陆西辞和沈知意赶到疗养院时,苏宛宜的房门依旧紧闭,里面传来压抑的、断断续续的啜泣声。护士站在门外,一脸担忧和无措。
“妈,是我,西辞。开门。”陆西辞敲着门,声音尽量放得平缓,但紧绷的下颌线泄露了他的焦灼。
里面的哭声停顿了一下,然后传来苏宛宜带着浓重鼻音、情绪激动的声音:“你走!你们都走!别再查了!算妈求你了,西辞!”
“妈,到底发生了什么?您告诉我!”陆西辞的声音也带上了一丝不易察觉的哀求,“哥哥的事,程家的事,您是不是知道什么?为什么不能查?”
“我不知道!我什么都不知道!”苏宛宜的声音陡然拔高,带着崩溃的边缘的尖利,“你非要查,非要掀开那些烂掉的疮疤,是不是要逼死我才甘心?!北深已经没了,你是不是也想让我跟着去?!”
这话如同最锋利的冰锥,狠狠刺入陆西辞的心脏。他猛地后退一步,脸色瞬间惨白,扶着墙壁才勉强站稳。沈知意立刻上前扶住他,能感受到他身体的剧烈颤抖。
“妈……您怎么会这么想……”他的声音破碎不堪,带着巨大的受伤和难以置信。
沈知意看着紧闭的房门,又看看身边几乎被母亲的话击垮的陆西辞,一股勇气涌上心头。她走上前,隔着门板,声音清晰而坚定:
“阿姨,我是知意。您冷静一点听我说。西辞做这一切,不是为了揭开疮疤,是为了让北深哥哥能够真正安息。那些隐藏在黑暗里的东西,如果不弄清楚,就永远是悬在心上的刀,不仅伤害着活着的人,也让逝去的人无法瞑目。”

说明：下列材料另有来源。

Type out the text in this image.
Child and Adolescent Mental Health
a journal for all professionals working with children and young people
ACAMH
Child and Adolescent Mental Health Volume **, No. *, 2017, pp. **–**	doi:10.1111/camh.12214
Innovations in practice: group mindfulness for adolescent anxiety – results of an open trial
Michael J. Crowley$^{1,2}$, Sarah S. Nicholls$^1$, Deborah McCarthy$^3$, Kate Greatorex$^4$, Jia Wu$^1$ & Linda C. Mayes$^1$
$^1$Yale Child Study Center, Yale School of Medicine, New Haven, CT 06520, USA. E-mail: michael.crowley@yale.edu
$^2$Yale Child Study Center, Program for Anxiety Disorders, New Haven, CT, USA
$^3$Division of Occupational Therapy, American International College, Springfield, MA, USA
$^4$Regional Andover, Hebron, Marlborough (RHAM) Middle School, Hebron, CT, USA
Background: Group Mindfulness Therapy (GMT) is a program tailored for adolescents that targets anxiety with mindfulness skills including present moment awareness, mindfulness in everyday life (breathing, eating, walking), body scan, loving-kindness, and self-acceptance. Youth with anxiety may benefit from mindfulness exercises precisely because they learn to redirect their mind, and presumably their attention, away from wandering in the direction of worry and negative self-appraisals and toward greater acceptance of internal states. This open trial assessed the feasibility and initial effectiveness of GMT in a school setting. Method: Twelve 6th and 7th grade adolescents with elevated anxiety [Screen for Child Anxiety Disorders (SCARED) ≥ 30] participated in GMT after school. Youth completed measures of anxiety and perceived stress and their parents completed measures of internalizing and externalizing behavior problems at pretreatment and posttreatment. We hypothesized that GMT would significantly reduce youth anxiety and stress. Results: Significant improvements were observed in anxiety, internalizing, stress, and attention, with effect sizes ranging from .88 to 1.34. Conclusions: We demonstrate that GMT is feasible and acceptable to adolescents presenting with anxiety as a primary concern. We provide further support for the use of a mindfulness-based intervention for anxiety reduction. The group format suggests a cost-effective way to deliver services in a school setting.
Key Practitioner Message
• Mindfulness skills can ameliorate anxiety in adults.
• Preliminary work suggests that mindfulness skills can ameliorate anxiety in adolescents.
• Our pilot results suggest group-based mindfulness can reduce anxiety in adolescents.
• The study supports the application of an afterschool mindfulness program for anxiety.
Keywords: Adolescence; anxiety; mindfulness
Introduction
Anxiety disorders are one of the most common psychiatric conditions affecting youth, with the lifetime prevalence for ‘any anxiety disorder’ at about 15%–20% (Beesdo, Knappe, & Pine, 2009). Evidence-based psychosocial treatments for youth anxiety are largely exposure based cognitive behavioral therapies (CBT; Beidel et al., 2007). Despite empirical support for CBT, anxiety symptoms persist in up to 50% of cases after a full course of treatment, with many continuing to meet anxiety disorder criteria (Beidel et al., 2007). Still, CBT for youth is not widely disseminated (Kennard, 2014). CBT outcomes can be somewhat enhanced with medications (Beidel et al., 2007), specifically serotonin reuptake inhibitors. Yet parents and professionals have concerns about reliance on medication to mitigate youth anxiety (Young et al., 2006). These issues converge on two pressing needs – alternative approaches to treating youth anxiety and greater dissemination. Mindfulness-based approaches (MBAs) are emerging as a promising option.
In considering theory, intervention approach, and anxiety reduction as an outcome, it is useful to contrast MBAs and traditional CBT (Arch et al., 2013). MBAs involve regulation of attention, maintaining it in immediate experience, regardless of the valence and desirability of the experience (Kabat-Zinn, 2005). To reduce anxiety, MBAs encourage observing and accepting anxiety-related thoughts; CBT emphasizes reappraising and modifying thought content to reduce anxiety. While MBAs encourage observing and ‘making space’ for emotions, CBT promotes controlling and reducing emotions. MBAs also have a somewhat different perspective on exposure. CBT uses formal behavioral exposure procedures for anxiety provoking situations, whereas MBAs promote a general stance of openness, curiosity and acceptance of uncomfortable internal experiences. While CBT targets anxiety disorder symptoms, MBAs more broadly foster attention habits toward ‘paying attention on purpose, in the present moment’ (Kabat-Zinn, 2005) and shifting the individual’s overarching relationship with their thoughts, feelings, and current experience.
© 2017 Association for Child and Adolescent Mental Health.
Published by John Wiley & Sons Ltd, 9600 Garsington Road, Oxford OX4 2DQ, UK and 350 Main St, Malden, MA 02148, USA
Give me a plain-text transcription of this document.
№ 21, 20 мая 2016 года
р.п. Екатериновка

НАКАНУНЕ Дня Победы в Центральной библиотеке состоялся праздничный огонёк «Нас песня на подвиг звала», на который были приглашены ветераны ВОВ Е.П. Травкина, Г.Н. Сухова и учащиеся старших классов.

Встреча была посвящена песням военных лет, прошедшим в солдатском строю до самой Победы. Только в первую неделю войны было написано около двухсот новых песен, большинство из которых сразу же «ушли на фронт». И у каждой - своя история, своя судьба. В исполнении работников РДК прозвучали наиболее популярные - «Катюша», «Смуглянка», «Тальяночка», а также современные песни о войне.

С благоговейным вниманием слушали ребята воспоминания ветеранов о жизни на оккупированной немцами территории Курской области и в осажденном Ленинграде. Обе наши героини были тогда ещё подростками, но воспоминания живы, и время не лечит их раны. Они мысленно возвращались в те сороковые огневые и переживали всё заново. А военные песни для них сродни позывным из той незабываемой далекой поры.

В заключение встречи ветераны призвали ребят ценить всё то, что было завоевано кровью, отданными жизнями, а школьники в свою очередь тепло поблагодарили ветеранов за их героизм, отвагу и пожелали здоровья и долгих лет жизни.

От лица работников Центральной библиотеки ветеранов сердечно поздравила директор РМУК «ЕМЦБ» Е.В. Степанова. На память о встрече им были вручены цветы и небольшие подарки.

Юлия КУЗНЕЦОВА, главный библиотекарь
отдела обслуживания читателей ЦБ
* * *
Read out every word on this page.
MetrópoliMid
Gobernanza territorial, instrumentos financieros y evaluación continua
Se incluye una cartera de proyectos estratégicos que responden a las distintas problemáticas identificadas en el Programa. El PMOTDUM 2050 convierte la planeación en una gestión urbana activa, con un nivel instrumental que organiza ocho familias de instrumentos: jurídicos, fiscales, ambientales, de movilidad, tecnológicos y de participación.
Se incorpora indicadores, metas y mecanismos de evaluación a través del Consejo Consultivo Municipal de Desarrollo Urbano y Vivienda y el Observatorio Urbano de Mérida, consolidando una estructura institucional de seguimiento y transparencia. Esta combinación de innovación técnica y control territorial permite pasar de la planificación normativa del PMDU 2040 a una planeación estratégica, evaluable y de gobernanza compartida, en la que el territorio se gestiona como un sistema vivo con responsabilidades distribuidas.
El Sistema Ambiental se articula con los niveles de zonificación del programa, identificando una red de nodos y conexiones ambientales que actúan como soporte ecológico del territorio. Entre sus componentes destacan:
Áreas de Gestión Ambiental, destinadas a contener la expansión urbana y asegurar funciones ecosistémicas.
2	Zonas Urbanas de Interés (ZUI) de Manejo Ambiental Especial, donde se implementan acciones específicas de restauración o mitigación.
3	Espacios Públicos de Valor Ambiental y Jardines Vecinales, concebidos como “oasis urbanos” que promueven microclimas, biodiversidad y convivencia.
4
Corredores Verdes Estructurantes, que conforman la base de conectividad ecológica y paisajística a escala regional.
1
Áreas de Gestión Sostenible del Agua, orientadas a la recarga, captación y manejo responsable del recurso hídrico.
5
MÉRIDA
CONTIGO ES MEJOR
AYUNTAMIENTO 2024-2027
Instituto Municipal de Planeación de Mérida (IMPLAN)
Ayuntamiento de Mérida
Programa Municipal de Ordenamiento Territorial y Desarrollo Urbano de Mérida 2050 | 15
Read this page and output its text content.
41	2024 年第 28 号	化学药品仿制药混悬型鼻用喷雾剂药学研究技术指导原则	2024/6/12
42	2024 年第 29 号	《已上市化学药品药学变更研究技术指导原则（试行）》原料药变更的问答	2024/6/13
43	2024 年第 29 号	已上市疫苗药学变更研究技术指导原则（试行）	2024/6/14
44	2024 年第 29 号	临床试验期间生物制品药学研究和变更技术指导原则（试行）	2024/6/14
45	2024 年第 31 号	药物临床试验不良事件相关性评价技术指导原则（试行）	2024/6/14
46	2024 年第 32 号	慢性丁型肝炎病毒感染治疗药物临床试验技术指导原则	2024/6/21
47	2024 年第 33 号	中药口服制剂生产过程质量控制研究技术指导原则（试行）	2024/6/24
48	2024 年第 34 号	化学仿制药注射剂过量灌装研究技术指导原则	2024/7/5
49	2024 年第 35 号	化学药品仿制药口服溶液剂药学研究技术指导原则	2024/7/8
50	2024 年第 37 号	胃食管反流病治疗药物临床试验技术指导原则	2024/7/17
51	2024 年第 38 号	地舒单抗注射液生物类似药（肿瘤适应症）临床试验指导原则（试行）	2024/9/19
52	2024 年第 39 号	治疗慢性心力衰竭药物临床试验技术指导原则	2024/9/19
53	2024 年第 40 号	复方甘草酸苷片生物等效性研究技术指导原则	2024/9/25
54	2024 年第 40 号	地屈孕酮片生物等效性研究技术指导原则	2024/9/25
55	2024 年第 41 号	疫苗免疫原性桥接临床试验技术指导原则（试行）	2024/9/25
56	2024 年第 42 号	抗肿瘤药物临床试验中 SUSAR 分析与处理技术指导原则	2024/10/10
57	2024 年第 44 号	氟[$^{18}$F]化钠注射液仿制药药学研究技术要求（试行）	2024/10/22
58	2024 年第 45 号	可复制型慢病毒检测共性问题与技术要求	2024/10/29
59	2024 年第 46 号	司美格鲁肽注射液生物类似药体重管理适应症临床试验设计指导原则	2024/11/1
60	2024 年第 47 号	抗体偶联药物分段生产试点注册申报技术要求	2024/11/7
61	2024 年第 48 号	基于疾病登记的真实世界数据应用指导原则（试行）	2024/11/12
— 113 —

她顿了顿,语气更加柔和,却也带着不容置疑的力量:“您爱西辞,也爱北深哥哥,我们都看得出来。但真正的保护,不是把真相埋起来假装看不见,而是帮他一起面对,扫清那些阴霾。您这样把他推开,才是真的在伤害他。”
门内陷入了长久的沉默,只有细微的、无法抑制的抽泣声。
陆西辞缓缓抬起头,泛红的眼底是痛苦,是挣扎,但更多的是一种被沈知意话语点醒的坚定。他再次走到门前,声音低沉而沙哑,却带着前所未有的郑重:
“妈,知意说得对。我不是哥哥,我不会重蹈覆辙。但我有知道真相的权利,哥哥也有沉冤得雪的权利。无论那真相多么不堪,我都要知道。我不是在逼您,我是在请求您,帮我一次,也是帮哥哥一次。”
长时间的静默,仿佛过了一个世纪。终于,门内传来锁芯转动的声音。
门缓缓打开一条缝,苏宛宜站在门后,眼睛红肿,脸色苍白,整个人像是被抽走了所有力气。她看着门外脸色同样不好的儿子,和他身边那个眼神清澈坚定的女孩,泪水再次无声滑落。
她侧身,让开了通道。
陆西辞和沈知意走了进去。房间内弥漫着悲伤和压抑的气息。
苏宛宜坐在沙发上,双手紧紧绞在一起,沉默了许久,才像是用尽了全身力气,缓缓开口,声音低得几乎听不清:
“北深他……出事前,找过我。他说……他发现程秉严在利用‘星城’项目洗钱,金额巨大,牵扯到海外的一些……势力。他手里有证据,但他很害怕,他说程秉严背后的人,我们惹不起……”
陆西辞的呼吸骤然停滞。洗钱!海外势力!这远比他猜测的商业纠纷或技术窃取要严重得多!